The output results are the same below.

```(0.661503159202952, 0.802183888558582, 0.755838899094797)
```

#### Looping

After the array is finished, the next step is looping. You can apply the loop algorithm by using a data structure called an array. Let's rewrite the process in a double loop.

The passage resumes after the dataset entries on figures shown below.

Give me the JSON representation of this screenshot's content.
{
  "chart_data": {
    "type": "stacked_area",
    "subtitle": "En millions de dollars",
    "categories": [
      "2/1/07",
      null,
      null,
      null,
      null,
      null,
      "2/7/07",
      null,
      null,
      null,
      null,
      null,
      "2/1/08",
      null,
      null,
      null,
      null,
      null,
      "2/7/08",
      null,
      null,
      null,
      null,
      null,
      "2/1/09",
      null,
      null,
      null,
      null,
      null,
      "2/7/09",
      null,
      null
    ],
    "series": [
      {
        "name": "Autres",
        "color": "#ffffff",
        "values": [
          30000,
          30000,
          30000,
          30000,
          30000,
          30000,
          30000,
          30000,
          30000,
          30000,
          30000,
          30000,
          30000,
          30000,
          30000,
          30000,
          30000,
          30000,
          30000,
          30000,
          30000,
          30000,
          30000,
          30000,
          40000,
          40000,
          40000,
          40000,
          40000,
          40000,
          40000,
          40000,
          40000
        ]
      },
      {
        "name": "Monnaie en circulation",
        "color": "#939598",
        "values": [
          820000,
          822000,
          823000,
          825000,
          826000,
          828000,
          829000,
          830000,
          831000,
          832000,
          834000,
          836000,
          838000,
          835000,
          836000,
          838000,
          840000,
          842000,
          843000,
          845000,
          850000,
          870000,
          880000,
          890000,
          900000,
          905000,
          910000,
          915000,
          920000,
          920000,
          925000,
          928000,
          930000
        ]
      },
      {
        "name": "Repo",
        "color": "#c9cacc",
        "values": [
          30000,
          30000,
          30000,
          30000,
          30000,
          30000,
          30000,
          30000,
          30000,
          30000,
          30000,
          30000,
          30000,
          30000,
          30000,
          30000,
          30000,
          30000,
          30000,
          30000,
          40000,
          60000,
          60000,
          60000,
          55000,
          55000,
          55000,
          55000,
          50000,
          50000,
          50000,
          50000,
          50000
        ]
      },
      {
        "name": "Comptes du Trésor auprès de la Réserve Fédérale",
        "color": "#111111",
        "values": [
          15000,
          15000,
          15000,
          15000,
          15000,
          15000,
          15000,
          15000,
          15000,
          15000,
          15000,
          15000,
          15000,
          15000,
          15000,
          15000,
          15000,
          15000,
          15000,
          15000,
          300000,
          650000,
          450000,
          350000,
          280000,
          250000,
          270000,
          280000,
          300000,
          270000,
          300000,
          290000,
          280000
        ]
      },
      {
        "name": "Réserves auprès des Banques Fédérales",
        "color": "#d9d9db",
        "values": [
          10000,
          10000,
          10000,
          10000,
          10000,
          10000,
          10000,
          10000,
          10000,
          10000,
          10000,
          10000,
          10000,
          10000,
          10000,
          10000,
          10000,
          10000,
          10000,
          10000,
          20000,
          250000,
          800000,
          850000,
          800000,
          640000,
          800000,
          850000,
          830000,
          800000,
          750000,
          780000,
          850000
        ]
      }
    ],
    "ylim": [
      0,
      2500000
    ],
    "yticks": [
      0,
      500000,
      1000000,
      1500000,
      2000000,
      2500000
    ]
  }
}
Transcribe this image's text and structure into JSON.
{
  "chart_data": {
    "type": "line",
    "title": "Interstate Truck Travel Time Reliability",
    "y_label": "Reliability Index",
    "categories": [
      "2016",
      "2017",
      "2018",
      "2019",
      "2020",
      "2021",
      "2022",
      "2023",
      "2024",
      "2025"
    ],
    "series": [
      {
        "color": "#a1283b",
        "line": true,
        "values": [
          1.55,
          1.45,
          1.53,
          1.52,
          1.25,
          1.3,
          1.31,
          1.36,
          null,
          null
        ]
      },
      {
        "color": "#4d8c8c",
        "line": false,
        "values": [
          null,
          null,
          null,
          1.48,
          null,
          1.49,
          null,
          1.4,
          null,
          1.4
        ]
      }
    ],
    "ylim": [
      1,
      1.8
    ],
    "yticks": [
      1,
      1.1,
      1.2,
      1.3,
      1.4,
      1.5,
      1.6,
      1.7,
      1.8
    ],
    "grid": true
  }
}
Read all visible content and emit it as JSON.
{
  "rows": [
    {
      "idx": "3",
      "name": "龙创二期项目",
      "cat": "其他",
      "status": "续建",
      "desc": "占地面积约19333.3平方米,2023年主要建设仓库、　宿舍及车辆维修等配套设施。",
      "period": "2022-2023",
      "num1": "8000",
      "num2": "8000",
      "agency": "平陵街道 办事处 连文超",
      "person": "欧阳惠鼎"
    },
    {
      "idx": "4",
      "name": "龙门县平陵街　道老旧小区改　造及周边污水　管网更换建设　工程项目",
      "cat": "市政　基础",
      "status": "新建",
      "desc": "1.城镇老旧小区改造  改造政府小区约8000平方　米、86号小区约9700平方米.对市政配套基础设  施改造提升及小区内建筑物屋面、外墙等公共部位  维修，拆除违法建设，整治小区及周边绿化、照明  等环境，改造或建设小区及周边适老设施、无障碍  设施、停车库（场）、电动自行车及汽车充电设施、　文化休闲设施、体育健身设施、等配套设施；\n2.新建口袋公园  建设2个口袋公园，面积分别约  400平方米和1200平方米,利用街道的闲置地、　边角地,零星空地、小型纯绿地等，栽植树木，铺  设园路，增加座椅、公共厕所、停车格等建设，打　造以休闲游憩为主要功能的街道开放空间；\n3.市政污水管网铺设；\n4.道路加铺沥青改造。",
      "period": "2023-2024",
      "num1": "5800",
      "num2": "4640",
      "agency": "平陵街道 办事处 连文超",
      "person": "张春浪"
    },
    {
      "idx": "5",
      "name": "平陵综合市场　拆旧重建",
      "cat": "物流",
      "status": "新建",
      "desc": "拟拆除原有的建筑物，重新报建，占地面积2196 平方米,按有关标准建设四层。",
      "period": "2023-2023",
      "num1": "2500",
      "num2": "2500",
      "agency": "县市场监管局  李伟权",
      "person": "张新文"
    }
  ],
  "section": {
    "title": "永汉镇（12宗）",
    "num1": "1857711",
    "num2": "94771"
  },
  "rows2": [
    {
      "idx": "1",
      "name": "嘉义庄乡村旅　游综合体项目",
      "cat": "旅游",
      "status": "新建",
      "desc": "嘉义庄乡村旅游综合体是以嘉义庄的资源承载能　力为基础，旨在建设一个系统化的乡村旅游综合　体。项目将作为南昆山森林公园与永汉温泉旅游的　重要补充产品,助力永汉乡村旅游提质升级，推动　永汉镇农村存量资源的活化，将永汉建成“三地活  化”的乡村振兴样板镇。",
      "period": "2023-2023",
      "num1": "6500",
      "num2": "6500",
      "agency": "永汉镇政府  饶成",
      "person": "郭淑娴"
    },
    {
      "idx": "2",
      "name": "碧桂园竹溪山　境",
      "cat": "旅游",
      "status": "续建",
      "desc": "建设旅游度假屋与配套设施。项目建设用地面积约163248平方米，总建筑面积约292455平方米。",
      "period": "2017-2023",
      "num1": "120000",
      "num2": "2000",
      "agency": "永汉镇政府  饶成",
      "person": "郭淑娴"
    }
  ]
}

If you can get the same output as the first example, that's the correct answer.

```use strict;
use warnings;

my \$x = [0.5, 0.8];
my \$y = [0, 0, 0];
my \$x_len = @\$x;
my \$y_len = @\$y;

my \$w = [
0.1, -0.4,
0.2, -0.5,
0.3, 1.3,
];;

my \$b = [
0.3,
-0.9,
0.5,
];;

for (my \$y_index = 0; \$y_index <\$y_len; \$y_index ++) {
my \$total = 0;
for (my \$x_index = 0; \$x_index <\$x_len; \$x_index ++) {
\$total + = (\$w->[\$x_len * \$y_index + \$x_index] * \$x->[\$x_index]);
}
\$total + = \$b->[\$y_index];
\$y->[\$y_index] = \$total> 0? \$Total: 0;
}

print "(\$y->, \$y->, \$y->)\n";
```

The output results are the same below.

```(0.0299999999999999, 0, 1.69)
```

Now, even if m is a number other than 2, or n is a number other than 3, it can be handled.

We have finished learning how to convert m inputs to n outputs and apply the activation function among the techniques required for deep learning.